The Mediæval Hospitals of England by Rotha Mary Clay
4. TOILET
255 words | Chapter 78
Bathing and laundry arrangements are occasionally mentioned. The
regulations for the Sherburn lepers direct a strict attention to
cleanliness. Two bath-tubs (_cunæ ad balneandum_) were supplied; heads
were washed weekly; and two laundresses washed the personal clothing
twice a week. In the fifteenth-century statutes of Higham Ferrers
matters of health and toilet are detailed. None might be received “but
such as were clean men of their bodies”; and if taken ill, a bedeman
was removed until his recovery. Every morning the woman must “make
the poor men a fire against they rise and a pan of fair water and a
dish by it to wash their hands.” The barber came weekly “to shave them
and to dress their heads and to make them clean.” When the Savoy was
officially visited in 1535, the authorities were asked [p174] “whether
the bathes limitted by the founder be well obserued and applyed.”

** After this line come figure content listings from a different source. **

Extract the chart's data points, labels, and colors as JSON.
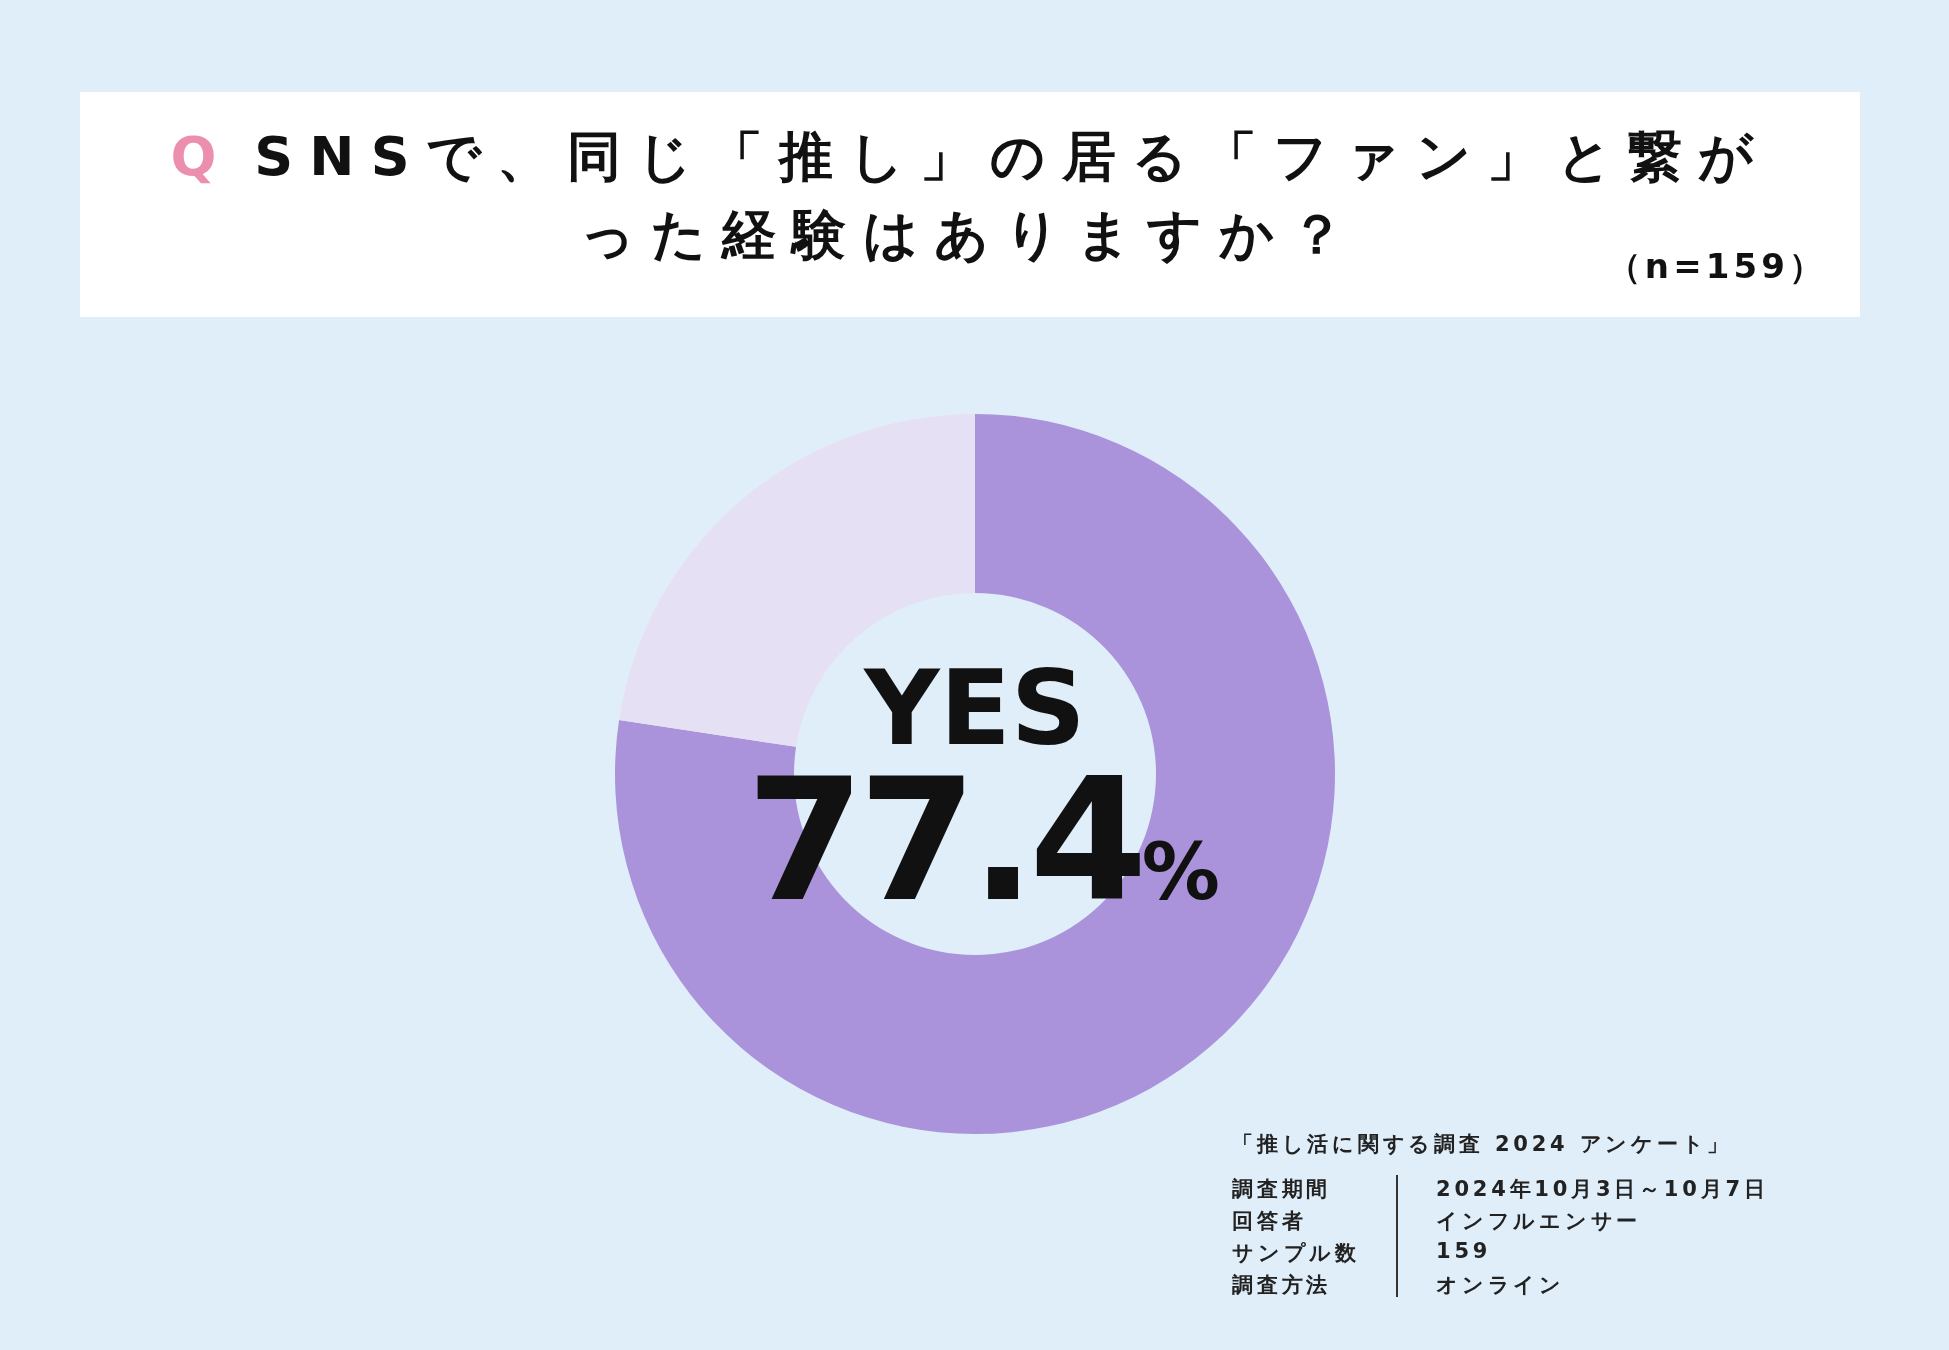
{
  "chart_data": {
    "type": "donut",
    "title": "Q SNSで、同じ「推し」の居る「ファン」と繋がった経験はありますか？",
    "subtitle": "（n=159）",
    "categories": [
      "YES",
      null
    ],
    "values": [
      77.4,
      22.6
    ],
    "colors": [
      "#ab93dc",
      "#e6e0f4"
    ],
    "value_labels": [
      "77.4%",
      null
    ],
    "annotations": [
      "「推し活に関する調査 2024 アンケート」",
      "調査期間",
      "2024年10月3日～10月7日",
      "回答者",
      "インフルエンサー",
      "サンプル数",
      "159",
      "調査方法",
      "オンライン"
    ]
  }
}
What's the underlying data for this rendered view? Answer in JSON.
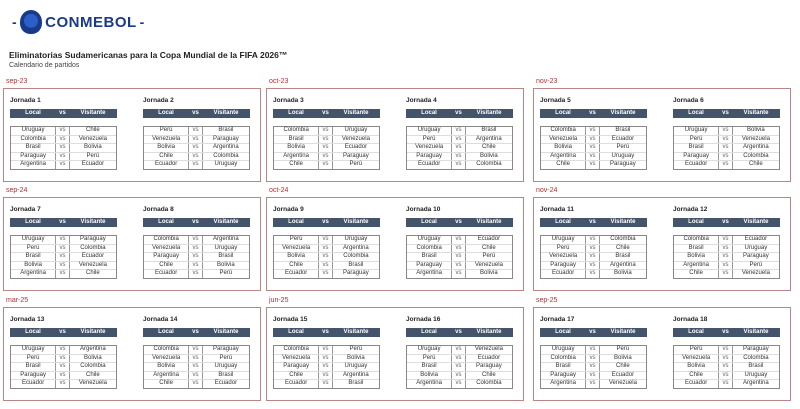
{
  "logo_text": "CONMEBOL",
  "title": "Eliminatorias Sudamericanas para la Copa Mundial de la FIFA 2026™",
  "subtitle": "Calendario de partidos",
  "header": {
    "local": "Local",
    "vs": "vs",
    "visitante": "Visitante"
  },
  "vs_label": "vs",
  "colors": {
    "header_bg": "#44546a",
    "border": "#b98585",
    "period": "#b03030"
  },
  "periods": [
    {
      "label": "sep-23",
      "jornadas": [
        {
          "title": "Jornada 1",
          "matches": [
            [
              "Uruguay",
              "Chile"
            ],
            [
              "Colombia",
              "Venezuela"
            ],
            [
              "Brasil",
              "Bolivia"
            ],
            [
              "Paraguay",
              "Perú"
            ],
            [
              "Argentina",
              "Ecuador"
            ]
          ]
        },
        {
          "title": "Jornada 2",
          "matches": [
            [
              "Perú",
              "Brasil"
            ],
            [
              "Venezuela",
              "Paraguay"
            ],
            [
              "Bolivia",
              "Argentina"
            ],
            [
              "Chile",
              "Colombia"
            ],
            [
              "Ecuador",
              "Uruguay"
            ]
          ]
        }
      ]
    },
    {
      "label": "oct-23",
      "jornadas": [
        {
          "title": "Jornada 3",
          "matches": [
            [
              "Colombia",
              "Uruguay"
            ],
            [
              "Brasil",
              "Venezuela"
            ],
            [
              "Bolivia",
              "Ecuador"
            ],
            [
              "Argentina",
              "Paraguay"
            ],
            [
              "Chile",
              "Perú"
            ]
          ]
        },
        {
          "title": "Jornada 4",
          "matches": [
            [
              "Uruguay",
              "Brasil"
            ],
            [
              "Perú",
              "Argentina"
            ],
            [
              "Venezuela",
              "Chile"
            ],
            [
              "Paraguay",
              "Bolivia"
            ],
            [
              "Ecuador",
              "Colombia"
            ]
          ]
        }
      ]
    },
    {
      "label": "nov-23",
      "jornadas": [
        {
          "title": "Jornada 5",
          "matches": [
            [
              "Colombia",
              "Brasil"
            ],
            [
              "Venezuela",
              "Ecuador"
            ],
            [
              "Bolivia",
              "Perú"
            ],
            [
              "Argentina",
              "Uruguay"
            ],
            [
              "Chile",
              "Paraguay"
            ]
          ]
        },
        {
          "title": "Jornada 6",
          "matches": [
            [
              "Uruguay",
              "Bolivia"
            ],
            [
              "Perú",
              "Venezuela"
            ],
            [
              "Brasil",
              "Argentina"
            ],
            [
              "Paraguay",
              "Colombia"
            ],
            [
              "Ecuador",
              "Chile"
            ]
          ]
        }
      ]
    },
    {
      "label": "sep-24",
      "jornadas": [
        {
          "title": "Jornada 7",
          "matches": [
            [
              "Uruguay",
              "Paraguay"
            ],
            [
              "Perú",
              "Colombia"
            ],
            [
              "Brasil",
              "Ecuador"
            ],
            [
              "Bolivia",
              "Venezuela"
            ],
            [
              "Argentina",
              "Chile"
            ]
          ]
        },
        {
          "title": "Jornada 8",
          "matches": [
            [
              "Colombia",
              "Argentina"
            ],
            [
              "Venezuela",
              "Uruguay"
            ],
            [
              "Paraguay",
              "Brasil"
            ],
            [
              "Chile",
              "Bolivia"
            ],
            [
              "Ecuador",
              "Perú"
            ]
          ]
        }
      ]
    },
    {
      "label": "oct-24",
      "jornadas": [
        {
          "title": "Jornada 9",
          "matches": [
            [
              "Perú",
              "Uruguay"
            ],
            [
              "Venezuela",
              "Argentina"
            ],
            [
              "Bolivia",
              "Colombia"
            ],
            [
              "Chile",
              "Brasil"
            ],
            [
              "Ecuador",
              "Paraguay"
            ]
          ]
        },
        {
          "title": "Jornada 10",
          "matches": [
            [
              "Uruguay",
              "Ecuador"
            ],
            [
              "Colombia",
              "Chile"
            ],
            [
              "Brasil",
              "Perú"
            ],
            [
              "Paraguay",
              "Venezuela"
            ],
            [
              "Argentina",
              "Bolivia"
            ]
          ]
        }
      ]
    },
    {
      "label": "nov-24",
      "jornadas": [
        {
          "title": "Jornada 11",
          "matches": [
            [
              "Uruguay",
              "Colombia"
            ],
            [
              "Perú",
              "Chile"
            ],
            [
              "Venezuela",
              "Brasil"
            ],
            [
              "Paraguay",
              "Argentina"
            ],
            [
              "Ecuador",
              "Bolivia"
            ]
          ]
        },
        {
          "title": "Jornada 12",
          "matches": [
            [
              "Colombia",
              "Ecuador"
            ],
            [
              "Brasil",
              "Uruguay"
            ],
            [
              "Bolivia",
              "Paraguay"
            ],
            [
              "Argentina",
              "Perú"
            ],
            [
              "Chile",
              "Venezuela"
            ]
          ]
        }
      ]
    },
    {
      "label": "mar-25",
      "jornadas": [
        {
          "title": "Jornada 13",
          "matches": [
            [
              "Uruguay",
              "Argentina"
            ],
            [
              "Perú",
              "Bolivia"
            ],
            [
              "Brasil",
              "Colombia"
            ],
            [
              "Paraguay",
              "Chile"
            ],
            [
              "Ecuador",
              "Venezuela"
            ]
          ]
        },
        {
          "title": "Jornada 14",
          "matches": [
            [
              "Colombia",
              "Paraguay"
            ],
            [
              "Venezuela",
              "Perú"
            ],
            [
              "Bolivia",
              "Uruguay"
            ],
            [
              "Argentina",
              "Brasil"
            ],
            [
              "Chile",
              "Ecuador"
            ]
          ]
        }
      ]
    },
    {
      "label": "jun-25",
      "jornadas": [
        {
          "title": "Jornada 15",
          "matches": [
            [
              "Colombia",
              "Perú"
            ],
            [
              "Venezuela",
              "Bolivia"
            ],
            [
              "Paraguay",
              "Uruguay"
            ],
            [
              "Chile",
              "Argentina"
            ],
            [
              "Ecuador",
              "Brasil"
            ]
          ]
        },
        {
          "title": "Jornada 16",
          "matches": [
            [
              "Uruguay",
              "Venezuela"
            ],
            [
              "Perú",
              "Ecuador"
            ],
            [
              "Brasil",
              "Paraguay"
            ],
            [
              "Bolivia",
              "Chile"
            ],
            [
              "Argentina",
              "Colombia"
            ]
          ]
        }
      ]
    },
    {
      "label": "sep-25",
      "jornadas": [
        {
          "title": "Jornada 17",
          "matches": [
            [
              "Uruguay",
              "Perú"
            ],
            [
              "Colombia",
              "Bolivia"
            ],
            [
              "Brasil",
              "Chile"
            ],
            [
              "Paraguay",
              "Ecuador"
            ],
            [
              "Argentina",
              "Venezuela"
            ]
          ]
        },
        {
          "title": "Jornada 18",
          "matches": [
            [
              "Perú",
              "Paraguay"
            ],
            [
              "Venezuela",
              "Colombia"
            ],
            [
              "Bolivia",
              "Brasil"
            ],
            [
              "Chile",
              "Uruguay"
            ],
            [
              "Ecuador",
              "Argentina"
            ]
          ]
        }
      ]
    }
  ]
}
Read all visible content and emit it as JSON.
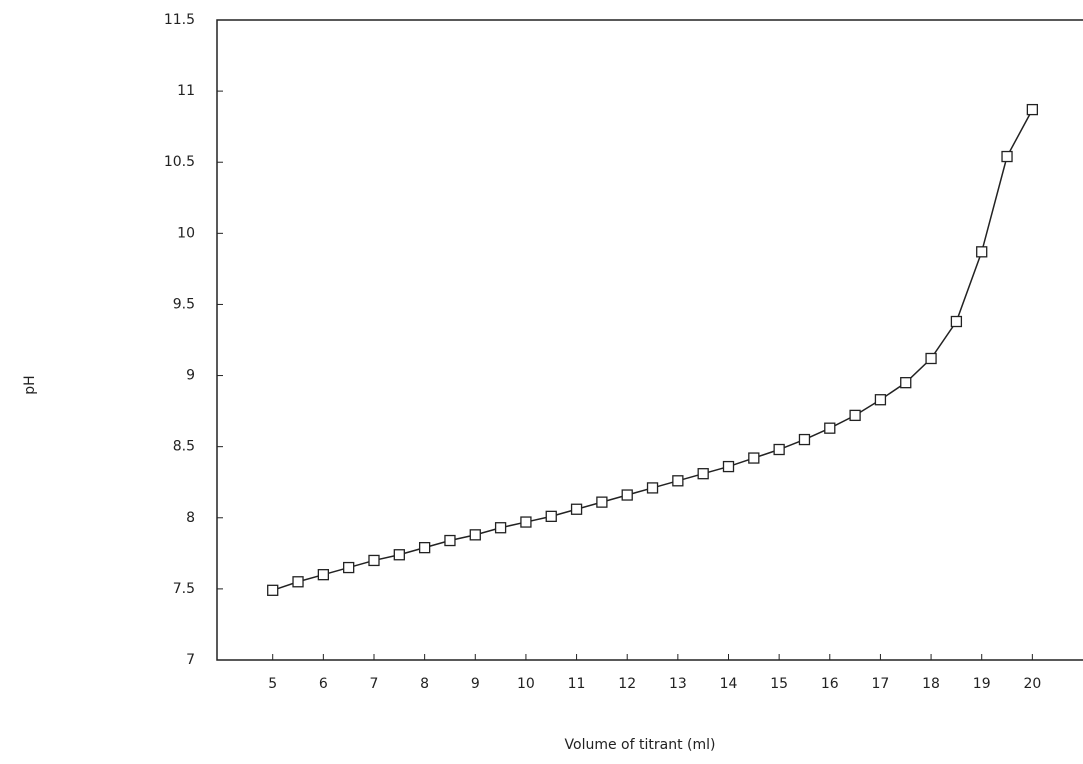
{
  "chart_data": {
    "type": "line",
    "xlabel": "Volume of titrant (ml)",
    "ylabel": "pH",
    "x": [
      5,
      5.5,
      6,
      6.5,
      7,
      7.5,
      8,
      8.5,
      9,
      9.5,
      10,
      10.5,
      11,
      11.5,
      12,
      12.5,
      13,
      13.5,
      14,
      14.5,
      15,
      15.5,
      16,
      16.5,
      17,
      17.5,
      18,
      18.5,
      19,
      19.5,
      20
    ],
    "series": [
      {
        "color": "#222222",
        "marker": "square",
        "values": [
          7.49,
          7.55,
          7.6,
          7.65,
          7.7,
          7.74,
          7.79,
          7.84,
          7.88,
          7.93,
          7.97,
          8.01,
          8.06,
          8.11,
          8.16,
          8.21,
          8.26,
          8.31,
          8.36,
          8.42,
          8.48,
          8.55,
          8.63,
          8.72,
          8.83,
          8.95,
          9.12,
          9.38,
          9.87,
          10.54,
          10.87
        ]
      }
    ],
    "xlim": [
      3.9,
      21
    ],
    "xticks": [
      5,
      6,
      7,
      8,
      9,
      10,
      11,
      12,
      13,
      14,
      15,
      16,
      17,
      18,
      19,
      20
    ],
    "ylim": [
      7,
      11.5
    ],
    "yticks": [
      7,
      7.5,
      8,
      8.5,
      9,
      9.5,
      10,
      10.5,
      11,
      11.5
    ],
    "grid": false
  }
}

As to hair-dressing, “tonsure by the ears” was commonly used by the
staff. After profession at Chichester it was directed:—“then let the
males be cropped below the ear; or the hair of the women be cut off
back to the middle of the neck.” Among the instructions in the register
of St. Bartholomew’s near Dover is one about the round tonsure, and
there is a marginal note as to the mode of shaving the head. The
visitation of St. Nicholas’, York (_temp._ Edward I), showed that
formerly brethren and sisters were tonsured, but that Simon, recently
master, had allowed them to change both habit and tonsure.[106]